9. How do you resolve issues with data consistency between different data stores?
Scenario: Mismatched customer records between MySQL and Snowflake.
Approach:
• Row Count Checks: Compared record counts for key partitions.
• Checksum Validation: Added hash columns (MD5) to detect drift.
• CDC Audit Logs: Verified that the Debezium-based CDC job captured all updates.
• Data Reconciliation Dashboard: Built in Power BI for business to validate deltas visually.
10. How do you handle out-of-memory errors in a Hadoop job?
Scenario: Hadoop MapReduce job crashes during reduce phase on 10 GB product data.
Resolution:
• Increase Heap Size: Set mapreduce.reduce.memory.mb to 3072 MB.
• Enable Combiners: Reduced data volume by 40% before reduce phase.
• Split Input Data: Adjusted split.maxsize to improve parallelism.
• Moved to Spark: Rewrote job in Spark for better memory handling and performance.
11. What steps do you take when a data job exceeds its allocated time window?
Scenario: Campaign segmentation job exceeds its 2-hour SLA on peak traffic days.
Fixes:
• Incremental Loads: Switched from full reload to delta-based ingestion.
• Parallelism: Broke job into multiple Spark tasks per campaign type.
• Pre-Aggregation: Aggregated at campaign level beforehand to reduce downstream joins.
• Profiling: Identified expensive joins and filtered unnecessary columns early on.
12. How do you manage and monitor data pipeline dependencies?
Scenario: Daily pipeline fails because the upstream campaign job didn’t complete.
Solution:
• Dependency Graphs: Used Apache Airflow DAGs for clear visual tracking.
• State Tracking: Maintained metadata tables with job run status and completion timestamps.
• Soft Dependencies: Implemented waits with backoff in Databricks notebooks where Airflow wasn’t used.
• Alerts: Triggered alerts if upstream job didn’t finish within X minutes.
13. What do you do if the output of a data transformation step is incorrect?
Scenario: total_revenue was lower than expected after a data transformation.
Root Cause Analysis:
• Step-by-Step Debug: Validated individual transformations with small sample data.
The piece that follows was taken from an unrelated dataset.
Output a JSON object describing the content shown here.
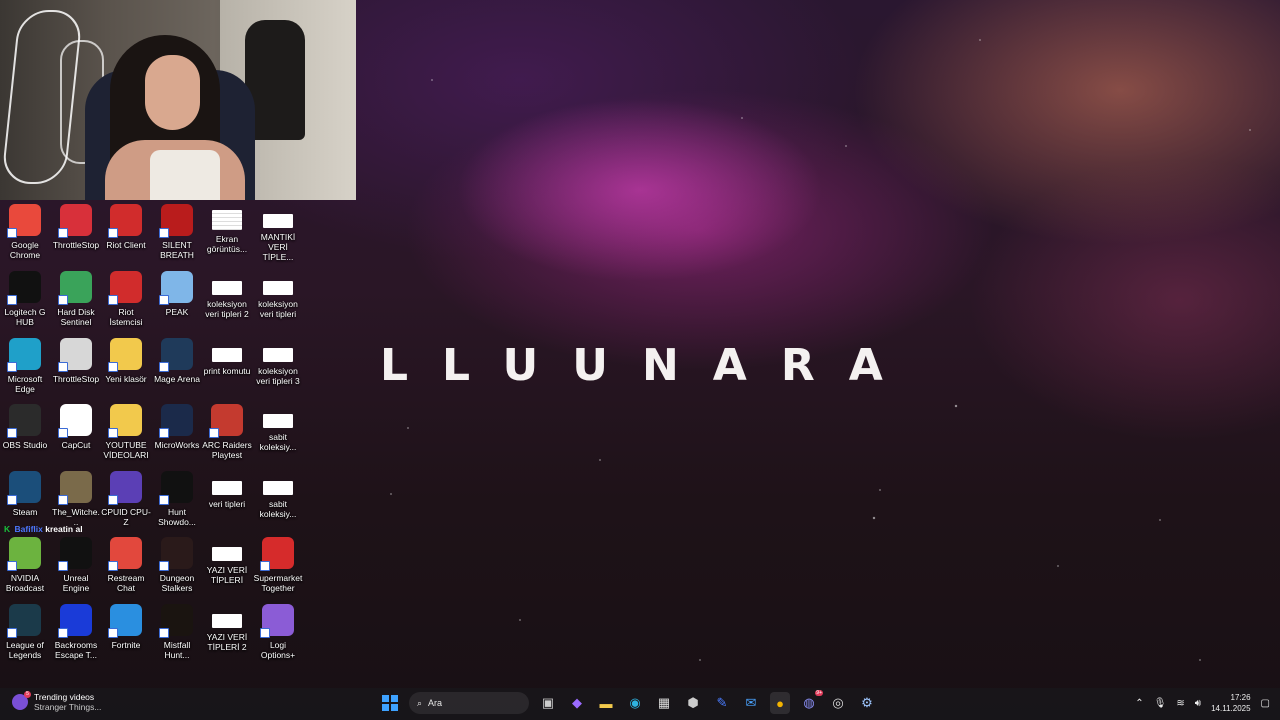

• Unit Tests: Created test cases for logic with mocked inputs.
• Logging: Added intermediate logging to capture before/after states.
• Peer Review: Conducted a quick review to catch logic issues in filtering.
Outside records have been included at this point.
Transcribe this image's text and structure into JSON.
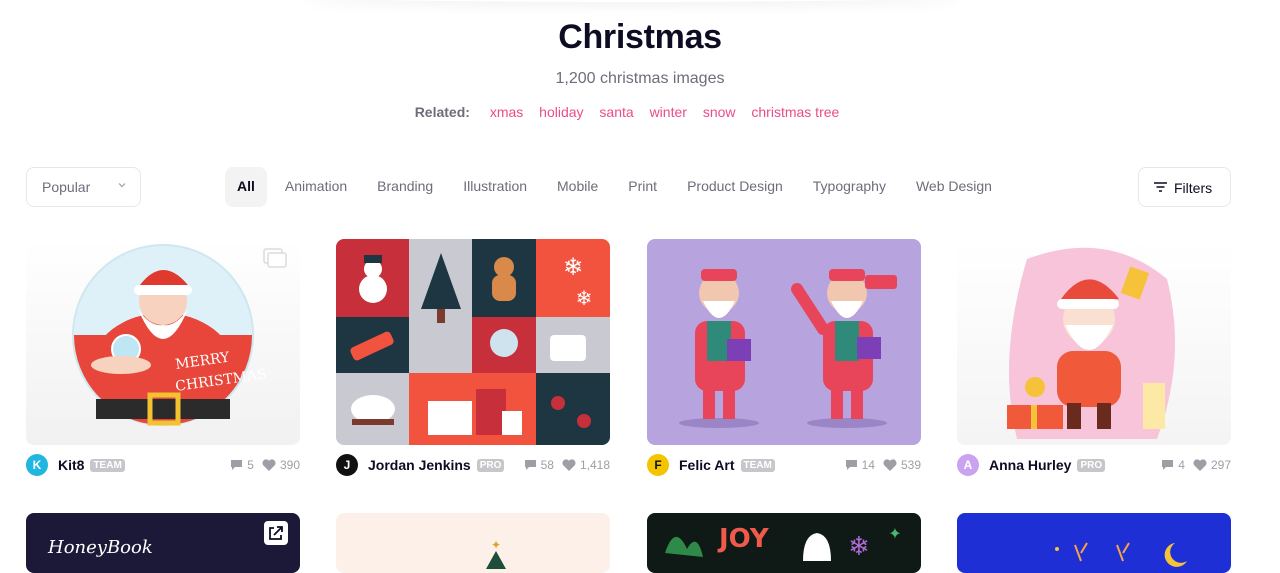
{
  "header": {
    "title": "Christmas",
    "subtitle": "1,200 christmas images",
    "related_label": "Related:",
    "related_tags": [
      "xmas",
      "holiday",
      "santa",
      "winter",
      "snow",
      "christmas tree"
    ]
  },
  "sort": {
    "value": "Popular"
  },
  "categories": [
    "All",
    "Animation",
    "Branding",
    "Illustration",
    "Mobile",
    "Print",
    "Product Design",
    "Typography",
    "Web Design"
  ],
  "filters_label": "Filters",
  "shots": [
    {
      "author": "Kit8",
      "badge": "TEAM",
      "comments": "5",
      "likes": "390",
      "avatar_letter": "K",
      "avatar_color": "#1fb6e0"
    },
    {
      "author": "Jordan Jenkins",
      "badge": "PRO",
      "comments": "58",
      "likes": "1,418",
      "avatar_letter": "J",
      "avatar_color": "#111111"
    },
    {
      "author": "Felic Art",
      "badge": "TEAM",
      "comments": "14",
      "likes": "539",
      "avatar_letter": "F",
      "avatar_color": "#f5c400"
    },
    {
      "author": "Anna Hurley",
      "badge": "PRO",
      "comments": "4",
      "likes": "297",
      "avatar_letter": "A",
      "avatar_color": "#c9a2f0"
    }
  ],
  "second_row": {
    "shot1_logo": "HoneyBook",
    "shot3_text": "JOY"
  },
  "colors": {
    "accent": "#ea4c89",
    "text": "#0d0c22",
    "muted": "#6e6d7a"
  }
}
14. How do you address issues with data duplication in a pipeline?
Scenario: Duplicate orders were appearing in the warehouse due to a reprocessed Kafka stream.
Solutions:
• Deduplication Logic: Used ROW_NUMBER() OVER (PARTITION BY order_id ORDER BY updated_at DESC) to retain latest.
• Idempotent Loads: Employed MERGE INTO in Delta Lake to upsert.
• Checkpointing: Enabled checkpointing in Spark Structured Streaming to avoid reprocessing.
• Hash Columns: Used SHA256 hash on record to detect duplicates efficiently.
15. How do you handle and log errors in a distributed data processing job?
Scenario: A PySpark job processing JSON logs failed silently due to corrupt records.
Best Practices:
• Fail-Safe Read: Used option(“badRecordsPath”, “/logs/corrupt”) in Spark.
• Granular Logging: Captured partition info and record metadata in logs.
• Structured Logging: Employed structured logging in JSON for easy queryability.
• Retry Strategy: Failed stages retried up to 3 times with backoff.
Troubleshooting data pipeline failures is inevitable in real-world systems. The best engineers aren’t those who avoid failure, but those who build resilient, observant, and self-healing systems.